Segundo ela, essa avaliação técnica
dos nutrientes do rótulo deve sempre seguir a seguinte ordem. Além disso,
Mayara dá dicas sobre o que avaliar em cada um deles:
- Gordura, também chamada de Extrato Etéreo: ela fornece energia e é a maior
fonte de energia do alimento e desempenha papel importante para a saúde da
pele, pelagem e função celular. "Animais mais ativos ou em
crescimento precisam de mais gordura. Já os castrados,
em programas de perda de peso ou com problemas que necessitem de uma
restrição de gordura, devem receber alimentos com perfil nutricional com
menos gordura".
- Proteína, chamada de Proteína Bruta: a proteína tem uma grande importância
nutricional, já que é fundamental para diversas funções, como a
estruturação das células do organismo, entre elas os anticorpos e também a
formação dos pelos. "Mas a qualidade da proteína, sua digestibilidade
e se ela fornece todos os aminoácidos essenciais em quantidades adequadas são
mais importantes que sua quantidade e dependem diretamente da qualidade
dos ingredientes utilizados. Então a preocupação central não deve ser a
quantidade de proteína e sim de onde vem essa proteína".
- Matéria Fibrosa: ela contribui para o funcionamento
intestinal e saciedade. No caso dos gatos, também ajuda na eliminação de
bolas de pelo. "Dependendo da sua quantidade, vai exercer uma função
diferente. O ideal é que o alimento apresente um mix de tipos e
quantidades de fibra, para que se tenha o melhor de cada uma delas".
- Matéria Mineral: representa a quantidade de minerais que
encontramos no alimento. Vale lembrar que os minerais são importantes para
o correto funcionamento do organismo pois atuam como facilitares das
reações orgânicas vitais. "O teor de matéria mineral recomendado é em
torno de 8% para cães e gatos, incluindo filhotes".
- Cálcio e fósforo: "observar o Cálcio (Ca) e o Fósforo (P)
é fundamental, especialmente em filhotes e em animais idosos. Lembrando
que a relação cálcio e fósforo é importante e a recomendação muda de
acordo com a necessidade de cada fase de vida. Para gatos, o controle de
minerais adicionados na formulação é uma importante ferramenta para ajudar
com controle do pH urinário, sendo utilizado para contribuir com a saúde
do trato urinário de gatos saudáveis.".
- Umidade: é a quantidade de água que o alimento
contém. Os alimentos também podem ser classificados de acordo com seu teor
de umidade: seco, semi-úmidos e úmidos.
- Ingredientes funcionais: são ingredientes considerados não
essenciais, ou seja, sua presença na dieta do pet não é obrigatória,
porque o organismo consegue obtê-los através de outros nutrientes.
"Porém, quando estão presentes, eles contribuem para a saúde.
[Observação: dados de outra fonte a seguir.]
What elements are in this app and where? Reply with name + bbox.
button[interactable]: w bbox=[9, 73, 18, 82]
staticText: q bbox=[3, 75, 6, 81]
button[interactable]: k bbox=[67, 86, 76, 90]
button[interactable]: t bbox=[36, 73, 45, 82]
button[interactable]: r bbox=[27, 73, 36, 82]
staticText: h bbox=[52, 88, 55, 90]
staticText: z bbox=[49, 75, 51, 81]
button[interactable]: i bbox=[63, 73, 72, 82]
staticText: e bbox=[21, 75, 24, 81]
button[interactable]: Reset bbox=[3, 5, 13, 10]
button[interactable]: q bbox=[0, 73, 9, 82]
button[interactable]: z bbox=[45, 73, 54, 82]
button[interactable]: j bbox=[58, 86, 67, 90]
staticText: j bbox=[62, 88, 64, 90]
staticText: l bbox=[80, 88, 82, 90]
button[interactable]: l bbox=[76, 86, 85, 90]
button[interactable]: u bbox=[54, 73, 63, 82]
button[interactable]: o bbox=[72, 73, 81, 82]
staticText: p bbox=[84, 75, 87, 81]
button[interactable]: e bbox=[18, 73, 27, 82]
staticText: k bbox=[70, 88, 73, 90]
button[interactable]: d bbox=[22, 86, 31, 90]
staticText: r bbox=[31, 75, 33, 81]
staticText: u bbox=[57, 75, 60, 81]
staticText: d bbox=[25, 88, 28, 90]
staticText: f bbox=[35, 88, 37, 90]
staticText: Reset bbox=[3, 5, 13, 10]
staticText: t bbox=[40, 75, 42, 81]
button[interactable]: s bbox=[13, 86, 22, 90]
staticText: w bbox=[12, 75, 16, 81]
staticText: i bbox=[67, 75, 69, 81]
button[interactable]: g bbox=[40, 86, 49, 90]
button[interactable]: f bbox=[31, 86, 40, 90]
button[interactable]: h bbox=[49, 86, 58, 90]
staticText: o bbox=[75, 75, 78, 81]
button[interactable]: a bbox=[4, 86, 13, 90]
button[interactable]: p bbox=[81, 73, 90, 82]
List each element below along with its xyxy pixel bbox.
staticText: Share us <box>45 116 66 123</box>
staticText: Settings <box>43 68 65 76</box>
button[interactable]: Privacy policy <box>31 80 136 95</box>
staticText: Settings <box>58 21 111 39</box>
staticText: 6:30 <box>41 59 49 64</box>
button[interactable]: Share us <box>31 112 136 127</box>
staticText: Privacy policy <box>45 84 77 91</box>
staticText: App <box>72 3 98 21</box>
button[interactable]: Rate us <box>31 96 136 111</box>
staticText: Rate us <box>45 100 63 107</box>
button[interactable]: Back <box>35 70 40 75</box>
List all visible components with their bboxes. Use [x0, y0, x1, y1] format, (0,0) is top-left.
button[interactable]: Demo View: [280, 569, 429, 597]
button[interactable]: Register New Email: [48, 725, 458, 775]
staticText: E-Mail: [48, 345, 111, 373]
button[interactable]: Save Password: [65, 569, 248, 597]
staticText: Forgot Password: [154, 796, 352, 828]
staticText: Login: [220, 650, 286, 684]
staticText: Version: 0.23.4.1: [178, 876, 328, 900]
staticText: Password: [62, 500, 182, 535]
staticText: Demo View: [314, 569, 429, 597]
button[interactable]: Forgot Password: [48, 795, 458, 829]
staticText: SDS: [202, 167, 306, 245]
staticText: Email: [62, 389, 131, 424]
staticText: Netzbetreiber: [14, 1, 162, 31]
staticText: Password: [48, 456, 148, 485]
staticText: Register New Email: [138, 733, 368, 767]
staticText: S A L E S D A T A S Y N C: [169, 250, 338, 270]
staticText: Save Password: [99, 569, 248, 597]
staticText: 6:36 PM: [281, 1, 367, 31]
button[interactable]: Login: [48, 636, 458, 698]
Por
isso, os ingredientes funcionais são incluídos nas dietas de acordo com as
características de cada espécie, fase de vida, porte e necessidades
específicas".
- Energia metabolizável: esse não é um dado obrigatório no rótulo. É
a energia a ser aproveitada, descontada as perdas fisiológicas pelas
fezes, urina e gases. "Essa informação é importante para a escolha do
alimento mais adequado e para o cálculo da quantidade diária a ser
oferecida".
Passo 4: Como usar a tabela de quantidade diária?
Essa parte ajuda o tutor a oferecer a porção
correta de alimento para o pet, levando em conta o porte, idade, nível de
atividade e ambiente onde vive. "Mas vale lembrar que a tabela de
recomendação diária é um ponto de partida e ajustes para mais ou menos do
recomendado nas embalagens podem ser necessárias de acordo com as
características individuais do pet. O ideal sempre é calcular para manter o
peso ideal e a saúde do pet em dia", acrescenta Mayara.
O papel do médico-veterinário na escolha do alimento
Segundo Mayara Andrade, por mais que ler o rótulo
seja um ponto importante para qualquer tutor, nada substitui a consulta com um
médico-veterinário. “Só o veterinário pode avaliar as necessidades específicas
de cada pet e indicar o alimento e quantidade mais adequados”, finaliza Mayara.